Okay. And then in the ATHENA trial, just switching gears for one second here -- that's -- you're going to do direct myocardial injections, right?

Now, ATHENA's direct intermyocardial injection through a groin cannulation into the LV.

So you're going to spread out the -- is it 20 million cells there, as well? Through, what, 10 injections or some number like that?

It's a little higher number because of the nature of the delivery and based on data that -- not only our data but data in the field. So it's 40 million cells, 15 intermyocardial injections delivered via the NOGA system based on areas of reversible ischemia as measured by preoperative studies -- the pre-procedural studies.

So it's twice the number of cells as you're using in the ADVANCE?

Yes.

Got it. And on the -- one last question here on the partnering agreements, Chris. I fully appreciate that the preferred option would be to bring in non-dilutive capital. As these deals have been winding their way, I know they're not, until they're signed, they're not -- we can't count on it -- but with these two deals, as you've configured them in terms of the terms you have in some level of discussion, bridge this gap to breakeven that you described earlier?

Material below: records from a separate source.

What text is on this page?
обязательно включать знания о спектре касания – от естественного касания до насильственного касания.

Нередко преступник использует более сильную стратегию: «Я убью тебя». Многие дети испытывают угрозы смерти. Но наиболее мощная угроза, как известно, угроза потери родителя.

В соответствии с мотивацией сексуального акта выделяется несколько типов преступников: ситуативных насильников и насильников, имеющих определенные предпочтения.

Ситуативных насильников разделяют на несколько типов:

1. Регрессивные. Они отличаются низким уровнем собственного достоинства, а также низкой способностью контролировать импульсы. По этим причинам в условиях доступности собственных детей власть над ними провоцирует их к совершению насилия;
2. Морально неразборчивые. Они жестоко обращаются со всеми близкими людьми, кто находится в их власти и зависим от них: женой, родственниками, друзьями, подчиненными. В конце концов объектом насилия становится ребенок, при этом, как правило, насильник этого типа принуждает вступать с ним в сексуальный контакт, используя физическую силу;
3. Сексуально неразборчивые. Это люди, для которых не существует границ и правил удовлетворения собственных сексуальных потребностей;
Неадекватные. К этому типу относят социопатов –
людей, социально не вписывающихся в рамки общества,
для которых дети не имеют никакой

Dave, yes. The way they're defined right now, they would. So as you're kind of alluding to, the trick is the timing, and that can be tricky because this is a dynamic process. And so we're working very closely with the Board. They're getting -- sometimes daily -- but weekly and often more current updates than they have basically through the whole year about progress on all these things and really trying to balance when the right time is, if we needed to, to do something additional to that, and the confidence in when these deals are getting done.

So it's a little threading the needle, but the Board is very involved, and we're looking at this near daily on how these things are coming and where these processes are.

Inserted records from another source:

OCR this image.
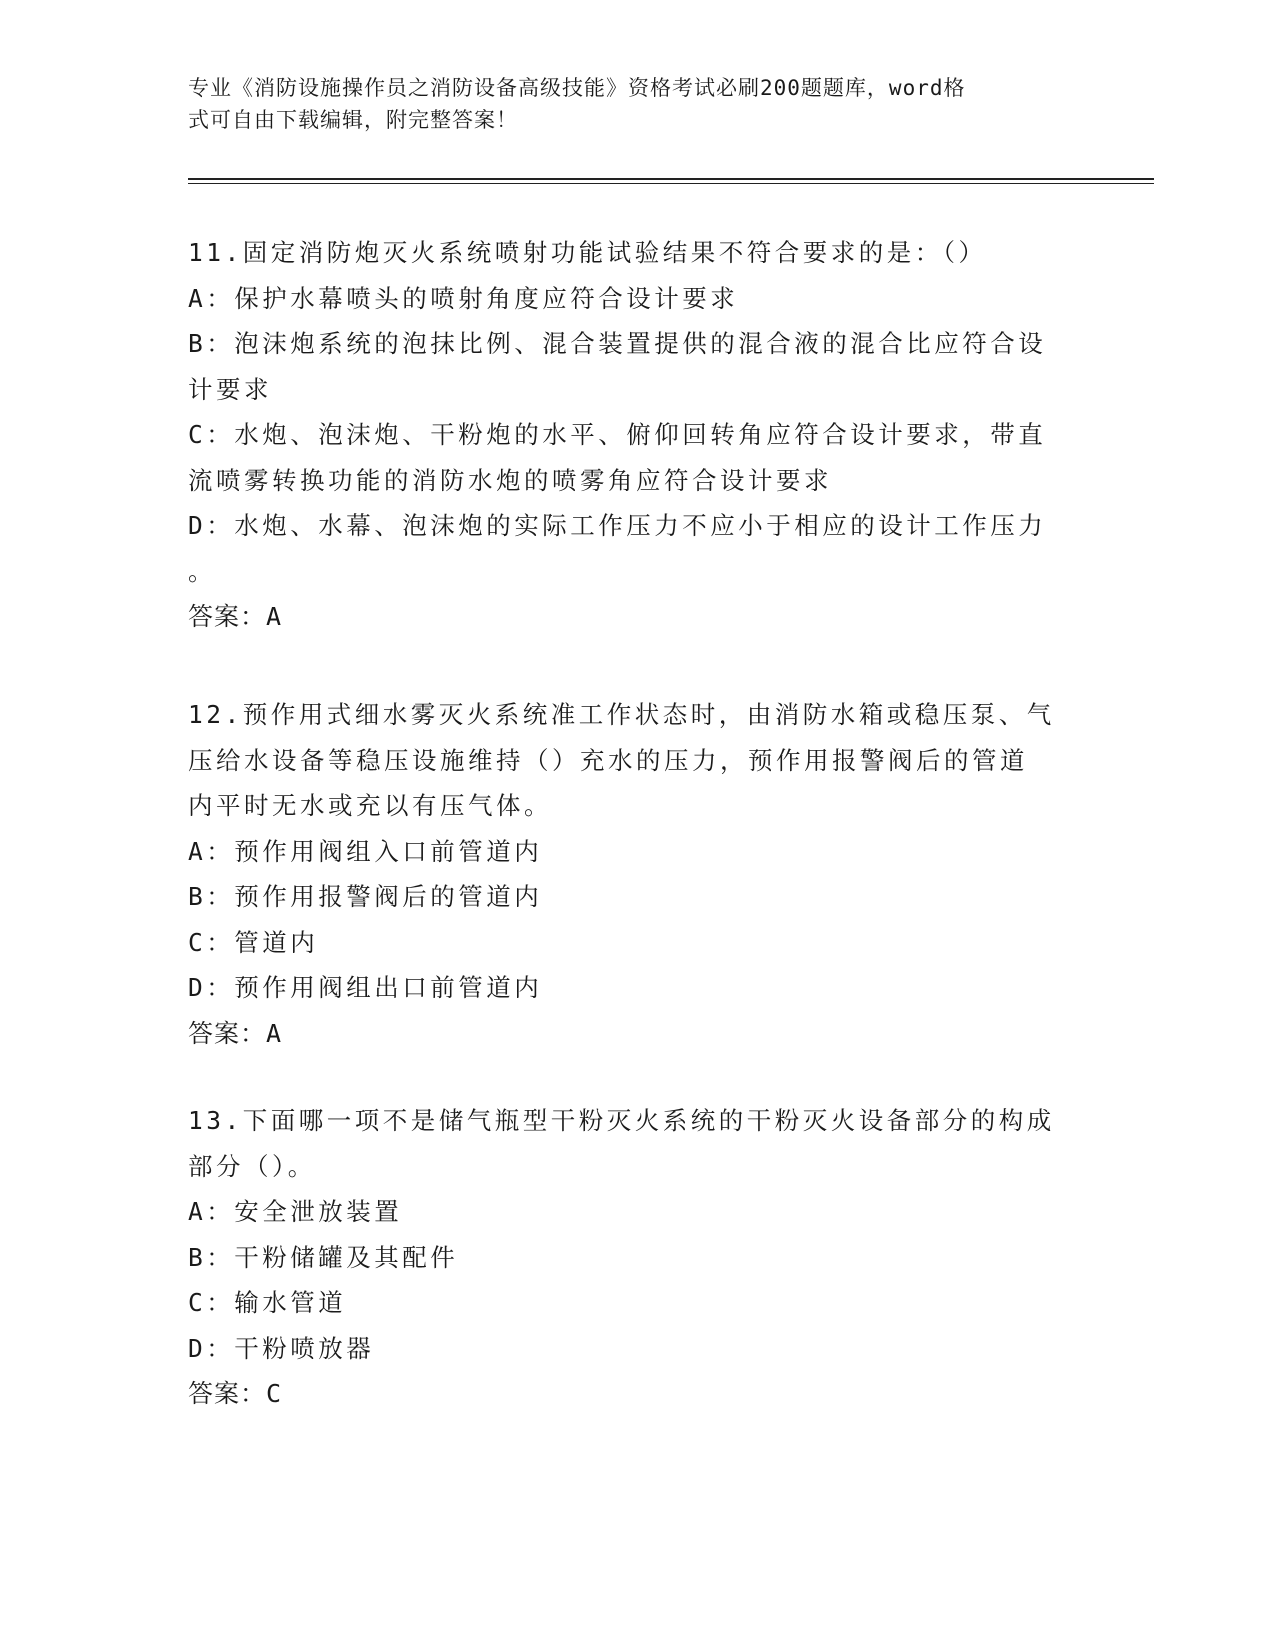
专业《消防设施操作员之消防设备高级技能》资格考试必刷200题题库，word格
式可自由下载编辑，附完整答案！
11.固定消防炮灭火系统喷射功能试验结果不符合要求的是：（）
A：保护水幕喷头的喷射角度应符合设计要求
B：泡沫炮系统的泡抹比例、混合装置提供的混合液的混合比应符合设
计要求
C：水炮、泡沫炮、干粉炮的水平、俯仰回转角应符合设计要求，带直
流喷雾转换功能的消防水炮的喷雾角应符合设计要求
D：水炮、水幕、泡沫炮的实际工作压力不应小于相应的设计工作压力
。
答案：A
12.预作用式细水雾灭火系统准工作状态时，由消防水箱或稳压泵、气
压给水设备等稳压设施维持（）充水的压力，预作用报警阀后的管道
内平时无水或充以有压气体。
A：预作用阀组入口前管道内
B：预作用报警阀后的管道内
C：管道内
D：预作用阀组出口前管道内
答案：A
13.下面哪一项不是储气瓶型干粉灭火系统的干粉灭火设备部分的构成
部分（）。
A：安全泄放装置
B：干粉储罐及其配件
C：输水管道
D：干粉喷放器
答案：C
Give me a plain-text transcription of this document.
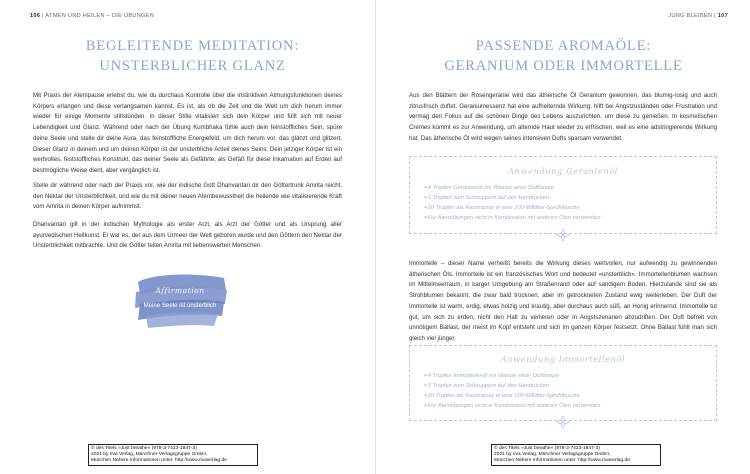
106 | ATMEN UND HEILEN – DIE ÜBUNGEN
BEGLEITENDE MEDITATION:
UNSTERBLICHER GLANZ
Mit Praxis der Atempause erlebst du, wie du durchaus Kontrolle über die instinktiven Atmungsfunktionen deines Körpers erlangen und diese verlangsamen kannst. Es ist, als ob die Zeit und die Welt um dich herum immer wieder für einige Momente stillstünden. In dieser Stille vitalisiert sich dein Körper und füllt sich mit neuer Lebendigkeit und Glanz. Während oder nach der Übung Kumbhaka fühle auch dein feinstoffliches Sein, spüre deine Seele und stelle dir deine Aura, das feinstoffliche Energiefeld, um dich herum vor, das glänzt und glitzert. Dieser Glanz in deinem und um deinen Körper ist der unsterbliche Anteil deines Seins. Dein jetziger Körper ist ein wertvolles, feststoffliches Konstrukt, das deiner Seele als Gefährte, als Gefäß für diese Inkarnation auf Erden auf bestmögliche Weise dient, aber vergänglich ist.
Stelle dir während oder nach der Praxis vor, wie der indische Gott Dhanvantari dir den Göttertrunk Amrita reicht, den Nektar der Unsterblichkeit, und wie du mit deiner neuen Atembewusstheit die heilende wie vitalisierende Kraft vom Amrita in deinen Körper aufnimmst.
Dhanvantari gilt in der indischen Mythologie als erster Arzt, als Arzt der Götter und als Ursprung aller ayurvedischen Heilkunst. Er war es, der aus dem Urmeer der Welt geboren wurde und den Göttern den Nektar der Unsterblichkeit mitbrachte. Und die Götter teilen Amrita mit liebenswerten Menschen.
Affirmation
Meine Seele ist unsterblich
© des Titels »Just breathe« (978-3-7423-1847-3)
2021 by riva Verlag, Münchner Verlagsgruppe GmbH,
München Nähere Informationen unter: http://www.rivaverlag.de
JUNG BLEIBEN | 107
PASSENDE AROMAÖLE:
GERANIUM ODER IMMORTELLE
Aus den Blättern der Rosengeranie wird das ätherische Öl Geranium gewonnen, das blumig-rosig und auch zitrusfrisch duftet. Geraniumessenz hat eine aufheiternde Wirkung, hilft bei Angstzuständen oder Frustration und vermag den Fokus auf die schönen Dinge des Lebens auszurichten, um diese zu genießen. In kosmetischen Cremes kommt es zur Anwendung, um alternde Haut wieder zu erfrischen, weil es eine adstringierende Wirkung hat. Das ätherische Öl wird wegen seines intensiven Dufts sparsam verwendet.
Anwendung Geranienöl
◆ 4 Tropfen Geraniumöl ins Wasser einer Duftlampe
◆ 1 Tropfen zum Schnuppern auf den Handrücken
◆ 10 Tropfen als Raumspray in eine 100-Milliliter-Sprühflasche
◆ Für Atemübungen nicht in Kombination mit anderen Ölen verwenden
Immortelle – dieser Name verheißt bereits die Wirkung dieses wertvollen, nur aufwendig zu gewinnenden ätherischen Öls. Immortelle ist ein französisches Wort und bedeutet »unsterblich«. Immortellenblumen wachsen im Mittelmeerraum, in karger Umgebung am Straßenrand oder auf sandigem Boden. Hierzulande sind sie als Strohblumen bekannt, die zwar bald trocknen, aber im getrockneten Zustand ewig weiterleben. Der Duft der Immortelle ist warm, erdig, etwas holzig und krautig, aber durchaus auch süß, an Honig erinnernd. Immortelle tut gut, um sich zu erden, nicht den Halt zu verlieren oder in Angstszenarien abzudriften. Der Duft befreit von unnötigem Ballast, der meist im Kopf entsteht und sich im ganzen Körper festsetzt. Ohne Ballast fühlt man sich gleich viel jünger.
Anwendung Immortellenöl
◆ 4 Tropfen Immortellenöl ins Wasser einer Duftlampe
◆ 3 Tropfen zum Schnuppern auf den Handrücken
◆ 20 Tropfen als Raumspray in eine 100-Milliliter-Sprühflasche
◆ Für Atemübungen nicht in Kombination mit anderen Ölen verwenden
© des Titels »Just breathe« (978-3-7423-1847-3)
2021 by riva Verlag, Münchner Verlagsgruppe GmbH,
München Nähere Informationen unter: http://www.rivaverlag.de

We're all pulling for you. Thanks very much.

Ladies and gentlemen, that does conclude today's question-and-answer session. At this time, for closing remarks, I'd like to turn the conference back to Mr. Chris Calhoun.

Great, thank you, guys, again, for your time, support, great questions, and for being shareholders in our organization. For the remainder of the year, we remain committed to executing across all three core areas of the business -- advancing our cardiovascular pipeline; growing the commercial business; and strengthening our balance sheet through strategic partnerships. We look forward to seeing some of you next week at our annual shareholder meeting and updating you again in the fall on our next quarterly business update. Thank you very much.

Ladies and gentlemen, this does conclude today's conference. We appreciate your participation.